As she braids my hair, we watch numerous Nollywood movies – commenting on all the scandalous storylines and characters, me, enjoying her witty one-line words of wisdom drawn from decades of life experience.
But through all our small talk I couldn’t get over what had happened just moments before. This woman lives in privately rented shared accommodation with others from a similar background. They share a bathroom that is an outhouse reminiscent of the Victorian era. The place is so rundown and dilapidated it’s probably not seen a lick of paint in 2 decades. Her room is cold and filled to the brim with her belongings.
‘I’ve had enough’ she said just moments before sitting on her bed. Aunty had just an argument with one of the other tenants in the house over something seemingly trivial. I could hear her shouting in her native tongue with the other tenant – her response feeling disproportionately heavy-handed compared to this single occurrence. But it wasn’t a single issue – it was a build up of multiple issues – from the irritating (dirty bathroom) to the dangerous (gas being left on).
This was just too much for her. 9 years on – this type of living was no longer for her. But unfortunately, as an older woman, with low paying insecure work she can’t afford much else and this is the best that money can provide in the private rent sector in London.
Aunty had been on the local council’s waiting list for years and was putting pressure them to find her somewhere to live.

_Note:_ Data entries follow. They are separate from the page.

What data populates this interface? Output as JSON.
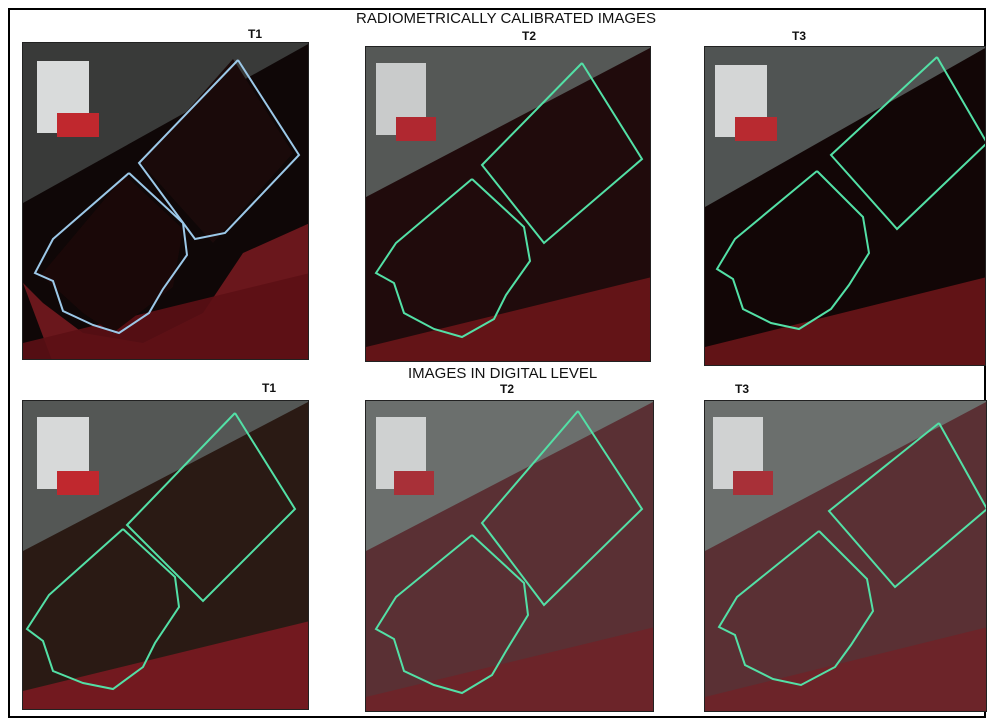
{
  "titles": {
    "top": "RADIOMETRICALLY CALIBRATED IMAGES",
    "bottom": "IMAGES IN DIGITAL LEVEL"
  },
  "rows": [
    {
      "id": "calibrated",
      "panels": [
        {
          "label": "T1"
        },
        {
          "label": "T2"
        },
        {
          "label": "T3"
        }
      ]
    },
    {
      "id": "digital",
      "panels": [
        {
          "label": "T1"
        },
        {
          "label": "T2"
        },
        {
          "label": "T3"
        }
      ]
    }
  ],
  "colors": {
    "outline_blue": "#9cc8e8",
    "outline_green": "#53e0a6",
    "soil_red": "#8a1f25",
    "field_dark": "#1a0809",
    "background_gray": "#5a5f5c"
  }
}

But as we all know, even though she is an older person with minor health conditions, she is not a priority. She has gone through the bidding process but with little success. I am not privy to the intricacies of her specific situation, but I know enough to know this is not right.
Our public / social housing sector is in crisis with so many people in accommodation that is not suitable for them. Families are packed into 1-bedroom flats or single rooms in hostels waiting for bigger places. Whilst some people are drowning in properties they no longer need, but because of recent government reforms – where lifelong tenancies have been replaced with assured short hold tenancies (threatening their sense of stability / security) they have stayed put – preferring to bite the bullet and pay the penalty in the form of the bedroom tax. Many I know in this position would happily downsize but the assured shorthold tenancies – where their contracts could be evaluated every 2-5 years – makes this, not only an unattractive prospect but a distressing one.

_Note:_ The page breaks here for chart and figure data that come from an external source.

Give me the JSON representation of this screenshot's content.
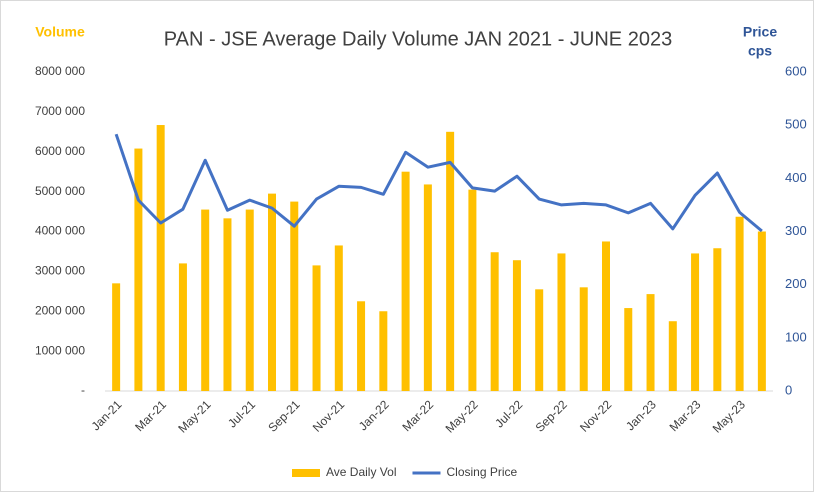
{
  "chart_data": {
    "type": "bar_line",
    "title": "PAN - JSE Average Daily Volume JAN 2021 - JUNE 2023",
    "y_label": "Volume",
    "y2_label": [
      "Price",
      "cps"
    ],
    "categories": [
      "Jan-21",
      null,
      "Mar-21",
      null,
      "May-21",
      null,
      "Jul-21",
      null,
      "Sep-21",
      null,
      "Nov-21",
      null,
      "Jan-22",
      null,
      "Mar-22",
      null,
      "May-22",
      null,
      "Jul-22",
      null,
      "Sep-22",
      null,
      "Nov-22",
      null,
      "Jan-23",
      null,
      "Mar-23",
      null,
      "May-23",
      null
    ],
    "series": [
      {
        "name": "Ave Daily Vol",
        "type": "bar",
        "color": "#ffc000",
        "values": [
          2700000,
          6080000,
          6670000,
          3200000,
          4550000,
          4330000,
          4550000,
          4950000,
          4750000,
          3150000,
          3650000,
          2250000,
          2000000,
          5500000,
          5180000,
          6500000,
          5050000,
          3480000,
          3280000,
          2550000,
          3450000,
          2600000,
          3750000,
          2080000,
          2430000,
          1750000,
          3450000,
          3580000,
          4370000,
          4000000
        ]
      },
      {
        "name": "Closing Price",
        "type": "line",
        "axis": "y2",
        "color": "#4472c4",
        "values": [
          483,
          359,
          316,
          342,
          434,
          340,
          359,
          344,
          310,
          361,
          385,
          383,
          370,
          449,
          421,
          430,
          382,
          376,
          404,
          361,
          350,
          353,
          350,
          335,
          353,
          305,
          368,
          410,
          336,
          301
        ]
      }
    ],
    "ylim": [
      0,
      8000000
    ],
    "yticks": [
      {
        "value": 0,
        "label": "-"
      },
      {
        "value": 1000000,
        "label": "1000 000"
      },
      {
        "value": 2000000,
        "label": "2000 000"
      },
      {
        "value": 3000000,
        "label": "3000 000"
      },
      {
        "value": 4000000,
        "label": "4000 000"
      },
      {
        "value": 5000000,
        "label": "5000 000"
      },
      {
        "value": 6000000,
        "label": "6000 000"
      },
      {
        "value": 7000000,
        "label": "7000 000"
      },
      {
        "value": 8000000,
        "label": "8000 000"
      }
    ],
    "y2lim": [
      0,
      600
    ],
    "y2ticks": [
      0,
      100,
      200,
      300,
      400,
      500,
      600
    ],
    "legend": "bottom"
  }
}
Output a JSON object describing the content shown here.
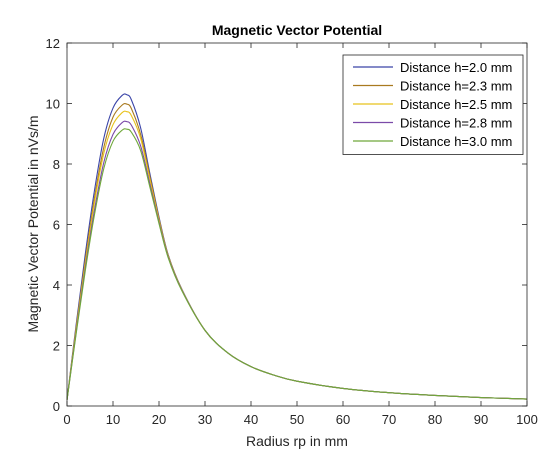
{
  "chart_data": {
    "type": "line",
    "title": "Magnetic Vector Potential",
    "xlabel": "Radius rp in mm",
    "ylabel": "Magnetic Vector Potential in nVs/m",
    "xlim": [
      0,
      100
    ],
    "ylim": [
      0,
      12
    ],
    "xticks": [
      0,
      10,
      20,
      30,
      40,
      50,
      60,
      70,
      80,
      90,
      100
    ],
    "yticks": [
      0,
      2,
      4,
      6,
      8,
      10,
      12
    ],
    "grid": false,
    "legend_position": "top-right",
    "x": [
      0,
      2,
      4,
      6,
      8,
      10,
      12,
      13,
      14,
      16,
      18,
      20,
      22,
      25,
      30,
      35,
      40,
      45,
      50,
      60,
      70,
      80,
      90,
      100
    ],
    "series": [
      {
        "name": "Distance h=2.0 mm",
        "color": "#3b45a8",
        "values": [
          0.2,
          2.7,
          5.05,
          7.15,
          8.85,
          9.85,
          10.27,
          10.29,
          10.12,
          9.2,
          7.7,
          6.25,
          5.0,
          3.85,
          2.5,
          1.75,
          1.3,
          1.02,
          0.82,
          0.58,
          0.44,
          0.35,
          0.28,
          0.23
        ]
      },
      {
        "name": "Distance h=2.3 mm",
        "color": "#a97a20",
        "values": [
          0.2,
          2.6,
          4.85,
          6.9,
          8.55,
          9.55,
          9.95,
          9.98,
          9.83,
          8.98,
          7.6,
          6.2,
          4.98,
          3.84,
          2.5,
          1.75,
          1.3,
          1.02,
          0.82,
          0.58,
          0.44,
          0.35,
          0.28,
          0.23
        ]
      },
      {
        "name": "Distance h=2.5 mm",
        "color": "#e8c21c",
        "values": [
          0.2,
          2.55,
          4.75,
          6.75,
          8.35,
          9.3,
          9.7,
          9.73,
          9.6,
          8.85,
          7.5,
          6.15,
          4.96,
          3.83,
          2.5,
          1.75,
          1.3,
          1.02,
          0.82,
          0.58,
          0.44,
          0.35,
          0.28,
          0.23
        ]
      },
      {
        "name": "Distance h=2.8 mm",
        "color": "#7b4aa8",
        "values": [
          0.2,
          2.45,
          4.6,
          6.5,
          8.05,
          8.98,
          9.37,
          9.4,
          9.28,
          8.6,
          7.35,
          6.08,
          4.93,
          3.82,
          2.5,
          1.75,
          1.3,
          1.02,
          0.82,
          0.58,
          0.44,
          0.35,
          0.28,
          0.23
        ]
      },
      {
        "name": "Distance h=3.0 mm",
        "color": "#6fa83a",
        "values": [
          0.2,
          2.4,
          4.5,
          6.35,
          7.85,
          8.75,
          9.12,
          9.15,
          9.05,
          8.45,
          7.25,
          6.03,
          4.9,
          3.8,
          2.5,
          1.75,
          1.3,
          1.02,
          0.82,
          0.58,
          0.44,
          0.35,
          0.28,
          0.23
        ]
      }
    ]
  }
}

She finishes my hair and I promise to pray for her. As I make the hour plus journey home – the scenario before running through my mind– there’s a woman having a conversation on the bus with her child at her side. She sounds frustrated. Trying not to be nosy, her volume and the content makes it hard to ignore. Long story short, she is a single parent, doing low paid agency work in schools. She’s just been told that the school she has been working no longer needs her services. The hours were already a struggle because of childcare but made it work with the help of friends– now she is back to square one. Obviously, I can hear only her side of the story, but this scenario I have heard many times. Then the lady mentions the problems she’s having with Universal Credit but I have to get off the bus before she goes into detail. The irony is, just last week, the DWP announced there would be further delays to rolling out Universal Credit costing £500 million pounds.
These stories are all to familiar and they are painful. The issues are complex as are the solutions.
It would be all to easy to blame the government or go the other way and blame the individuals. Neither of these positions are helpful, though in some situations, like Universal Credit, it is glaringly obvious where the blame lies.
We all have a responsibility and role to play- individually and collectively in the well being of others and of society’s potentially most vulnerable. Business has a role to play, faith communities have a role to play, there’s so much to say…
All I know is that this – an elderly woman reduced to living in rundown accommodation or a young single, working parent balancing insecure work and childcare– both trapped – caught between a rock and a hard place yet trying to find a way of escape- are problems that can and should be solvable.
These two situations say a lot about the state of our society – our housing system and welfare state (both of which are inherently wonderful) but under considerable strain. There are many other sectors which are providing a safety net for the most vulnerable but are at breaking point, just like some of the fragile people caught in it. What can we do? How do we move forward? Can we move forward?